The car delivers me to a high-rise on Fifth Avenue, and this is it. I’m here. I’m about to make one of the biggest moves of my life and pitch for what could change my future. I close my eyes and say a little prayer before I walk into the fancy lobby toward security. It’s not long before I’m in the Moore’s Department Store lobby, which is quite dark—a bit like their brand right now, in my opinion.
The ceilings are low, with industrial pipes and dim lights above that send a contrasting message to the fancy multi-toned reception desk and brown velvet chairs. There is nothing here that says “This is Moore’s,” but rather makes you ask, “What is Moore’s?” I check in with the receptionist, a pretty twenty-something brunette who introduces herself as Cindy.
Cindy is quick to call her backup and lead me down a long hallway to a glass-encased room where a table full of what appears to be a dozen people await me.
And just like that, I’m standing at the front of the room, at one end of the exceptionally long rectangular table, and to my shock, Ethan is, in fact, at the opposite end.

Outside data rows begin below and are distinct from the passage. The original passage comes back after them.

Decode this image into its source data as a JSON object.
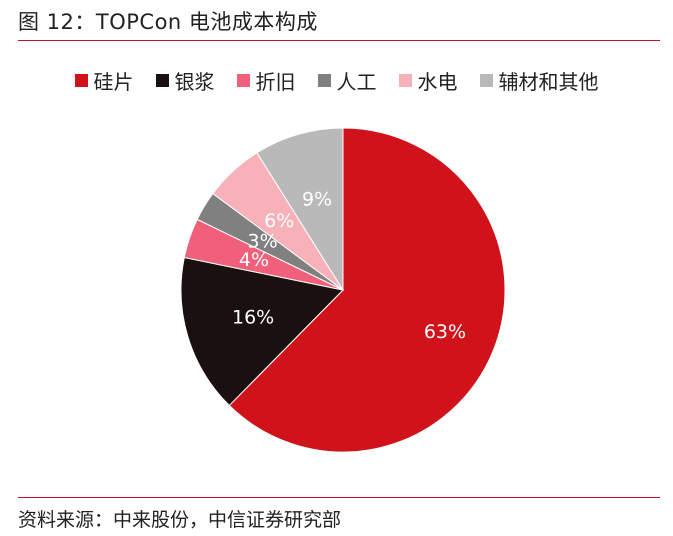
{
  "header": {
    "title": "图 12：TOPCon 电池成本构成"
  },
  "footer": {
    "source": "资料来源：中来股份，中信证券研究部"
  },
  "chart_data": {
    "type": "pie",
    "title": "图 12：TOPCon 电池成本构成",
    "legend_position": "top",
    "slices": [
      {
        "name": "硅片",
        "value": 63,
        "label": "63%",
        "color": "#d0121b",
        "text_color": "#ffffff"
      },
      {
        "name": "银浆",
        "value": 16,
        "label": "16%",
        "color": "#1a1010",
        "text_color": "#ffffff"
      },
      {
        "name": "折旧",
        "value": 4,
        "label": "4%",
        "color": "#f0607a",
        "text_color": "#ffffff"
      },
      {
        "name": "人工",
        "value": 3,
        "label": "3%",
        "color": "#808080",
        "text_color": "#ffffff"
      },
      {
        "name": "水电",
        "value": 6,
        "label": "6%",
        "color": "#f7b2b9",
        "text_color": "#ffffff"
      },
      {
        "name": "辅材和其他",
        "value": 9,
        "label": "9%",
        "color": "#b9b9b9",
        "text_color": "#ffffff"
      }
    ]
  }
}
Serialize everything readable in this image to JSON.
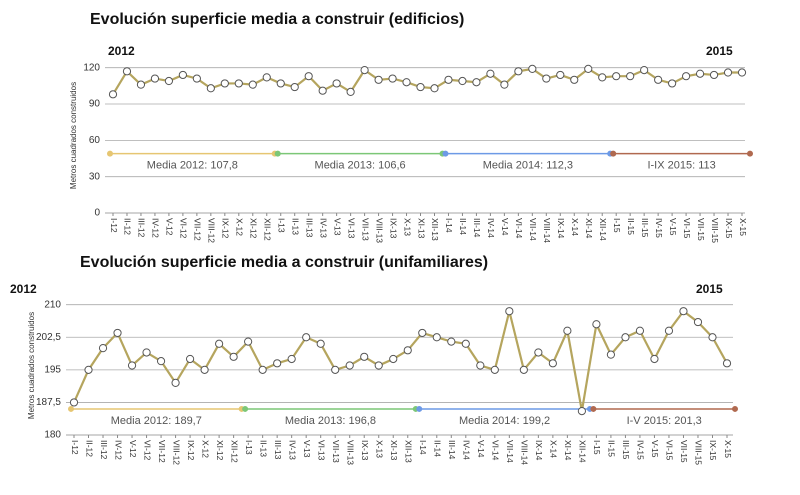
{
  "chart_data": [
    {
      "type": "line",
      "title": "Evolución superficie media a construir (edificios)",
      "y_label": "Metros cuadrados construidos",
      "annotations": [
        "2012",
        "2015"
      ],
      "categories": [
        "I-12",
        "II-12",
        "III-12",
        "IV-12",
        "V-12",
        "VI-12",
        "VII-12",
        "VIII-12",
        "IX-12",
        "X-12",
        "XI-12",
        "XII-12",
        "I-13",
        "II-13",
        "III-13",
        "IV-13",
        "V-13",
        "VI-13",
        "VII-13",
        "VIII-13",
        "IX-13",
        "X-13",
        "XI-13",
        "XII-13",
        "I-14",
        "II-14",
        "III-14",
        "IV-14",
        "V-14",
        "VI-14",
        "VII-14",
        "VIII-14",
        "IX-14",
        "X-14",
        "XI-14",
        "XII-14",
        "I-15",
        "II-15",
        "III-15",
        "IV-15",
        "V-15",
        "VI-15",
        "VII-15",
        "VIII-15",
        "IX-15",
        "X-15"
      ],
      "values": [
        98,
        117,
        106,
        111,
        109,
        114,
        111,
        103,
        107,
        107,
        106,
        112,
        107,
        104,
        113,
        101,
        107,
        100,
        118,
        110,
        111,
        108,
        104,
        103,
        110,
        109,
        108,
        115,
        106,
        117,
        119,
        111,
        114,
        110,
        119,
        112,
        113,
        113,
        118,
        110,
        107,
        113,
        115,
        114,
        116,
        116
      ],
      "color": "#b5a55e",
      "ylim": [
        0,
        128
      ],
      "yticks": [
        0,
        30,
        60,
        90,
        120
      ],
      "grid": true,
      "periods": [
        {
          "label": "Media 2012: 107,8",
          "color": "#e6c672",
          "y": 49
        },
        {
          "label": "Media 2013: 106,6",
          "color": "#7cc777",
          "y": 49
        },
        {
          "label": "Media 2014: 112,3",
          "color": "#6d9ae6",
          "y": 49
        },
        {
          "label": "I-IX 2015: 113",
          "color": "#b0694f",
          "y": 49
        }
      ]
    },
    {
      "type": "line",
      "title": "Evolución superficie media a construir (unifamiliares)",
      "y_label": "Metros cuadrados construidos",
      "annotations": [
        "2012",
        "2015"
      ],
      "categories": [
        "I-12",
        "II-12",
        "III-12",
        "IV-12",
        "V-12",
        "VI-12",
        "VII-12",
        "VIII-12",
        "IX-12",
        "X-12",
        "XI-12",
        "XII-12",
        "I-13",
        "II-13",
        "III-13",
        "IV-13",
        "V-13",
        "VI-13",
        "VII-13",
        "VIII-13",
        "IX-13",
        "X-13",
        "XI-13",
        "XII-13",
        "I-14",
        "II-14",
        "III-14",
        "IV-14",
        "V-14",
        "VI-14",
        "VII-14",
        "VIII-14",
        "IX-14",
        "X-14",
        "XI-14",
        "XII-14",
        "I-15",
        "II-15",
        "III-15",
        "IV-15",
        "V-15",
        "VI-15",
        "VII-15",
        "VIII-15",
        "IX-15",
        "X-15"
      ],
      "values": [
        187.5,
        195,
        200,
        203.5,
        196,
        199,
        197,
        192,
        197.5,
        195,
        201,
        198,
        201.5,
        195,
        196.5,
        197.5,
        202.5,
        201,
        195,
        196,
        198,
        196,
        197.5,
        199.5,
        203.5,
        202.5,
        201.5,
        201,
        196,
        195,
        208.5,
        195,
        199,
        196.5,
        204,
        185.5,
        205.5,
        198.5,
        202.5,
        204,
        197.5,
        204,
        208.5,
        206,
        202.5,
        196.5
      ],
      "color": "#b5a55e",
      "ylim": [
        180,
        212
      ],
      "yticks": [
        180,
        {
          "value": 187.5,
          "label": "187,5"
        },
        195,
        {
          "value": 202.5,
          "label": "202,5"
        },
        210
      ],
      "grid": true,
      "periods": [
        {
          "label": "Media 2012: 189,7",
          "color": "#e6c672",
          "y": 186
        },
        {
          "label": "Media 2013: 196,8",
          "color": "#7cc777",
          "y": 186
        },
        {
          "label": "Media 2014: 199,2",
          "color": "#6d9ae6",
          "y": 186
        },
        {
          "label": "I-V 2015: 201,3",
          "color": "#b0694f",
          "y": 186
        }
      ]
    }
  ]
}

He is the head of the table, and he’s watching me with keen blue eyes, as Cindy introduces me to the room, but I see no one but Ethan. I see nothing but the implications of his presence in that one seat. At this point, it’s safe to assume he’s the majority stockholder, and he’s downplayed his role in Moore’s. He’s in charge. He must have approved me being here. There was no boss above him who made the decision, only someone who may have suggested my visit, but ultimately, he would have said yes or no. Ultimately, Ethan made the decision to bring me here.
And I’m really not surewhat that means.
What game is this? If he knew who I was, and he’s claimed tonot know, why not just call me and talk to me? Why put me on display? Why? Why? Why to all of this?
My mind tries to reason that he perhaps thought I knew how involved he is with Moore’s from the beginning, thus his hostility toward me last night. And yet, as I stand here, my stare locked on his, our intimate encounter burns in the air between us, crackling with a spark I know can become a flame.
“Welcome, Sofia,” Ethan greets, rather than “Ms. Cameron,” as one might expect in this environment, and there’s a familiar tone to his voice, an intimate tone that rumbles rough and wild through me, that I do not believe anyone else will notice, but oh, I do. I so do. Just as I notice his sky blue tie that matches his intelligent eyes, that have seen far more of me than anyone in this room ever will. A detail he and I both know all too well. It’s settled between us, even in this room, with a sea of eyes watching us.
It will always be between us.
And I’m not sure where we go from here, but I do believe he has a plan that I’m not sure will go the way I’d hoped.